CEA, Institute of Emerging Diseases and Innovative Therapies (iMETI), Research Division in Hematology and Immunology (SRHI).
Am J Surg Pathol. 2018 Apr;42(4):423-441. doi: 10.1097/PAS.0000000000001025.
We developed and validated an architecture-based grading for clear cell renal cell carcinoma (ccRCC) in an observational retrospective cohort study including 506 tumors (principal cohort, n=254; validation cohort, n=252). Study endpoints were disease-free survival (DFS) and cancer-specific survival (CSS). Relationships with outcome were analyzed using Harrell concordance index, time-dependent receiver operating characteristic curve, area under curve, and Cox regression model. An architecture-based grading was devised on positive likelihood ratio (LR+) for DFS at 50 months as follows: grade 1 (LR+<0.8), cystic, compact, acinar, clear cell papillary RCC-like, and/or regressive patterns; grade 2 (1.2≤LR+<5), large nest, alveolar, papillary, chromophobe/oncocytic cell-like, eosinophilic hyaline globule, and/or intratumoral inflammatory reaction patterns; grade 3 (5≤LR+<10), rhabdoid, tumor giant cell, enlarged vascular space, and/or hereditary leiomyomatosis renal cell carcinoma (HLRCC)-like patterns; grade 4 (LR+≥10), sarcomatoid, infiltrative growth patterns, and lymphatic invasion. In the principal cohort, 3-tier (grades 1-2, 3, and 4) and 4-tier architectural scores outperformed World Health Organization/International Society of Urological Pathology, and World Health Organization/ International Society of Urological Pathology+necrosis gradings for DFS and CSS, and constituted an independent predictor for DFS (hazard ratio [HR]=5.91; P<6.7E-10) and CSS (HR=4.49; P=2.2E-03), retained in the localized (pT1-3N0M0) ccRCC subgroup (HR=6.10; P=1.3E-07 for DFS, and HR=20.09; P=9.4E-05 for CSS). On comparing with integrated staging systems, architectural grade with 1 morphologic datum remained an independent predictor of CSS, as did University of California Los Angeles Integrated Staging System and SSIGN, and was associated with the highest HR (HR=2.60; P=9.1E-04 in all patients; HR=4.38; P=2.0E-05 in the localized ccRCC subgroup). Architecture-based score for ccRCC outperforms all other morphologic grading systems and constitutes an independent predictor for DFS and CSS. As the predictive values of 3-tier and 4-tier architecture-based scores were similar throughout the study, we proposed to keep the simplified version as the final score, and to define 3 risk groups as follows: low risk (grades 1 to 2), intermediate risk (grade 3), and high risk (grade 4).
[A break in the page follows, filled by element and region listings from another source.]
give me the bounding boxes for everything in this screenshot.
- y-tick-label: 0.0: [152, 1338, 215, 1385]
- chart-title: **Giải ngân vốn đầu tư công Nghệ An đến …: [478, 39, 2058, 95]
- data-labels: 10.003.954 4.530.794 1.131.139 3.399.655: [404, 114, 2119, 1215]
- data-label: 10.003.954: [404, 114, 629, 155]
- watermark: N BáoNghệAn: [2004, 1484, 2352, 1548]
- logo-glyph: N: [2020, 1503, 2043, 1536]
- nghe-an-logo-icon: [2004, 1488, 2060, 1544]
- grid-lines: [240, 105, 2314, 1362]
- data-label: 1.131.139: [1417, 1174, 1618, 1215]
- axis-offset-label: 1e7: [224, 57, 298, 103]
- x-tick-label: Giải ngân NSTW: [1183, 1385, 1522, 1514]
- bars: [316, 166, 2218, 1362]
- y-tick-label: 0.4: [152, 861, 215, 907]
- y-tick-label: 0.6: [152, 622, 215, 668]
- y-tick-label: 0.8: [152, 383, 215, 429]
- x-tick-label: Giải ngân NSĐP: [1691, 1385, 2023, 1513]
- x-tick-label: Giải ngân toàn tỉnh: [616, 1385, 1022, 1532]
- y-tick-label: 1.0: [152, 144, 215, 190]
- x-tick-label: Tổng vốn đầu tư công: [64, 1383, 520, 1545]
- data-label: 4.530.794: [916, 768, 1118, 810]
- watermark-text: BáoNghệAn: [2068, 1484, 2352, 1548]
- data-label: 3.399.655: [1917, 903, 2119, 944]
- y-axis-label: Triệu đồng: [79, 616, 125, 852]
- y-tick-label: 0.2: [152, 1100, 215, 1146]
我们在一项包括 506 个肿瘤的观察性回顾性队列研究中开发并验证了一种基于结构的透明细胞肾细胞癌(ccRCC)分级方法,该研究包括 254 例(主要队列)和 252 例(验证队列)。研究终点为无病生存(DFS)和癌症特异性生存(CSS)。使用 Harrell 一致性指数、时间依赖性接受者操作特征曲线、曲线下面积和 Cox 回归模型分析与结果的关系。基于阳性似然比(LR+)为 50 个月时的 DFS,设计了一种基于结构的分级方法如下:1 级(LR+<0.8),囊性、致密、腺泡、透明细胞乳头状 RCC 样和/或退行性模式;2 级(1.2≤LR+<5),大巢、肺泡、乳头状、嗜铬/嗜酸透明细胞样、嗜酸性透明小体和/或肿瘤内炎症反应模式;3 级(5≤LR+<10),横纹肌样、巨细胞瘤样、血管空间增大和/或遗传性平滑肌瘤病肾细胞癌(HLRCC)样模式;4 级(LR+≥10),肉瘤样、浸润性生长模式和淋巴血管侵犯。在主要队列中,3 级(1-2 级、3 级和 4 级)和 4 级结构评分在预测 DFS 和 CSS 方面优于世界卫生组织/国际泌尿病理学会和世界卫生组织/国际泌尿病理学会+坏死分级,并且是 DFS(风险比[HR]=5.91;P<6.7E-10)和 CSS(HR=4.49;P=2.2E-03)的独立预测因子,并保留在局限性(pT1-3N0M0)ccRCC 亚组中(DFS 的 HR=6.10;P=1.3E-07,CSS 的 HR=20.09;P=9.4E-05)。与综合分期系统相比,具有 1 个形态学数据的结构分级仍然是 CSS 的独立预测因子,加利福尼亚大学洛杉矶分校综合分期系统和 SSIGN 也是如此,并且与最高 HR(所有患者中的 HR=2.60;P=9.1E-04;局限性 ccRCC 亚组中的 HR=4.38;P=2.0E-05)相关。ccRCC 的基于结构的评分优于所有其他形态学分级系统,是 DFS 和 CSS 的独立预测因子。由于 3 级和 4 级基于结构的评分在整个研究中的预测值相似,因此我们建议保留简化版本作为最终评分,并将 3 个风险组定义为:低风险(1-2 级)、中风险(3 级)和高风险(4 级)。